Shan, gadis mungil berwajah pucat yang duduk di dekat jendela terisak pelan. Beberapa kali gadis itu menyapukan sapu tangan ke pelupuk mata yang menggenang.

Nev yang duduk disebelahnya mendengar isaknya dan beberapa kali melirik, merasa terenyuh dan bertanya-tanya apa yang sebenarnya terjadi pada gadis itu “Apa Ia baru diputuskan pacarnya?”

Nev tak bisa menjawab tanya dalam hatinya, Ia sibuk menarik-narik ujung rok span-nya yang beberapa kali naik ke atas lutut agar tak mempertontonkan pakaian dalamnya. Ia khawatir pramugari yang lewat akan memperhatikan tonjolan dibalik celananya dan menyadari kalau ia bukan perempuan.

Harusnya aku tak mengenakan rok yang ini.” Nev menggerutu dalam hati. Kedongkolannya dirumah sebelum berangkat sore tadi membuatnya sembarang memilah pakaian yang akan dikenakan. Blus longgar sepinggul berwarna purple yang dibiarkan keluar, berpadu dengan rok hijau selutut yang dikenakannya. Tampak manis, tapi tak cocok untuk penerbangan selama satu jam empat puluh menit yang membuatnya kesulitan menggeser-geser kaki panjangnya yang kram karena tertekuk lama. 

Nev menghembuskan nafas kesal, Ia tanpa sadar kembali memperhatikan Shan gadis yang duduk disebelahnya. Sedikit melirik pada tampilan Shan yang tampak casual, kemeja flanel berpadu celana jeans. Terlihat santai, namun wajahnya menunjukkan sebaliknya. Ketegangan, bercampur kesedihan.

Whats wrong with her?” Nev mengambil majalah maskapai dan mencoba mengalihkan perhatian ke dalam bacaan di tangannya.

Sekian menit jam berlalu, terdengar suara pemberitahuan dari pengeras suara di kabin “Mohon kembali ke tempat duduk anda, menegakkan sandaran dan  memasang sabuk pengaman masing-masing karena pesawat akan segera mendarat.” 
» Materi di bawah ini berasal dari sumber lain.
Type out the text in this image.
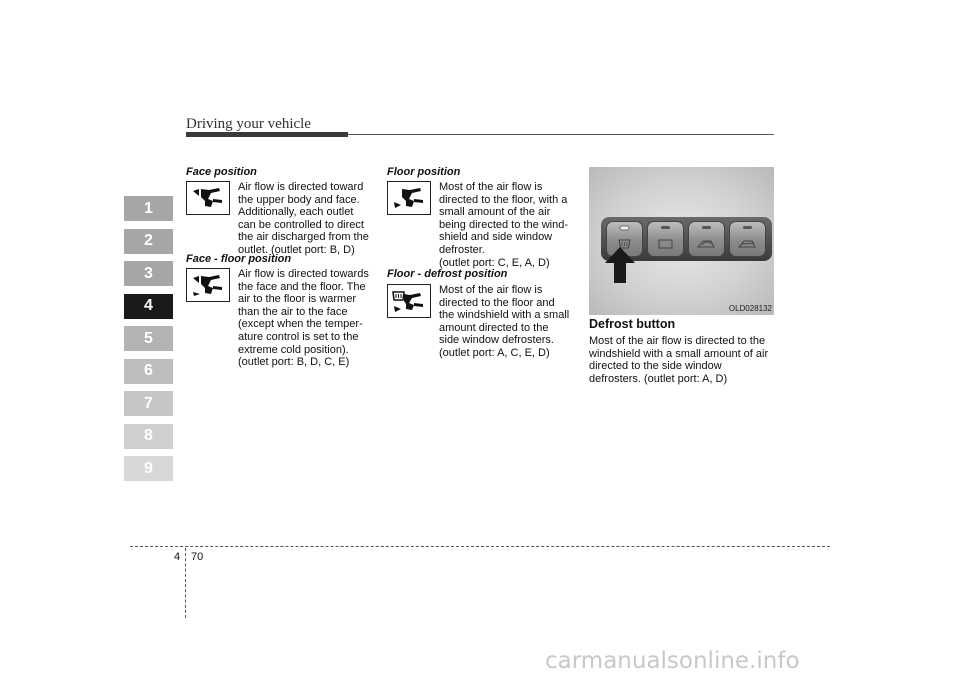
Driving your vehicle
1
2
3
4
5
6
7
8
9
Face position
Air flow is directed toward
the upper body and face.
Additionally, each outlet
can be controlled to direct
the air discharged from the
outlet. (outlet port: B, D)
Face - floor position
Air flow is directed towards
the face and the floor. The
air to the floor is warmer
than the air to the face
(except when the temper-
ature control is set to the
extreme cold position).
(outlet port: B, D, C, E)
Floor position
Most of the air flow is
directed to the floor, with a
small amount of the air
being directed to the wind-
shield and side window
defroster.
(outlet port: C, E, A, D)
Floor - defrost position
Most of the air flow is
directed to the floor and
the windshield with a small
amount directed to the
side window defrosters.
(outlet port: A, C, E, D)
OLD028132
Defrost button
Most of the air flow is directed to the
windshield with a small amount of air
directed to the side window
defrosters. (outlet port: A, D)
4 70
carmanualsonline.info
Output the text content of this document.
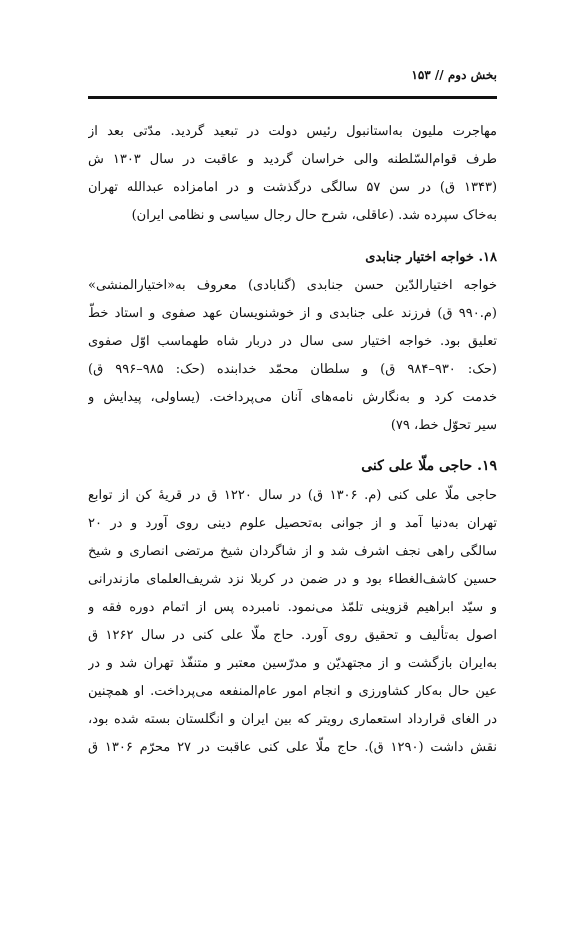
بخش دوم // ۱۵۳
مهاجرت ملیون به‌استانبول رئیس دولت در تبعید گردید. مدّتی بعد از
طرف قوام‌السّلطنه والی خراسان گردید و عاقبت در سال ۱۳۰۳ ش
(۱۳۴۳ ق) در سن ۵۷ سالگی درگذشت و در امامزاده عبدالله تهران
به‌خاک سپرده شد. (عاقلی، شرح حال رجال سیاسی و نظامی ایران)
۱۸. خواجه اختیار جنابدی
خواجه اختیارالدّین حسن جنابدی (گنابادی) معروف به«اختیارالمنشی»
(م.۹۹۰ ق) فرزند علی جنابدی و از خوشنویسان عهد صفوی و استاد خطّ
تعلیق بود. خواجه اختیار سی سال در دربار شاه طهماسب اوّل صفوی
(حک: ۹۳۰–۹۸۴ ق) و سلطان محمّد خدابنده (حک: ۹۸۵–۹۹۶ ق)
خدمت کرد و به‌نگارش نامه‌های آنان می‌پرداخت. (یساولی، پیدایش و
سیر تحوّل خط، ۷۹)
۱۹. حاجی ملّا علی کنی
حاجی ملّا علی کنی (م. ۱۳۰۶ ق) در سال ۱۲۲۰ ق در قریهٔ کن از توابع
تهران به‌دنیا آمد و از جوانی به‌تحصیل علوم دینی روی آورد و در ۲۰
سالگی راهی نجف اشرف شد و از شاگردان شیخ مرتضی انصاری و شیخ
حسین کاشف‌الغطاء بود و در ضمن در کربلا نزد شریف‌العلمای مازندرانی
و سیّد ابراهیم قزوینی تلمّذ می‌نمود. نامبرده پس از اتمام دوره فقه و
اصول به‌تألیف و تحقیق روی آورد. حاج ملّا علی کنی در سال ۱۲۶۲ ق
به‌ایران بازگشت و از مجتهدیّن و مدرّسین معتبر و متنفّذ تهران شد و در
عین حال به‌کار کشاورزی و انجام امور عام‌المنفعه می‌پرداخت. او همچنین
در الغای قرارداد استعماری رویتر که بین ایران و انگلستان بسته شده بود،
نقش داشت (۱۲۹۰ ق). حاج ملّا علی کنی عاقبت در ۲۷ محرّم ۱۳۰۶ ق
Nev membuka mata, Ia ternyata tertidur saat membaca majalah tadi. Nev merapikan rambut palsu magentanya yang tergerai panjang dengan buku jari, kemudian kembali melihat pada ujung roknya yang lagi-lagi naik ke atas lutut.

Nev menghela nafas dongkol karena harus merapikan kembali. Setelah merapikan, Ia menyentuh pinggiran tali bra-nya yang berada dibalik baju dan menariknya sedikit ke atas agar silicon padat ‘yang menciptakan payudara indah di dadanya’ tak bergeser turun. Sempat diliriknya gadis di sebelahnya yang ternyata sudah agak tenang dan hanya sesekali menghapus titik air mata yang jatuh dipelupuk.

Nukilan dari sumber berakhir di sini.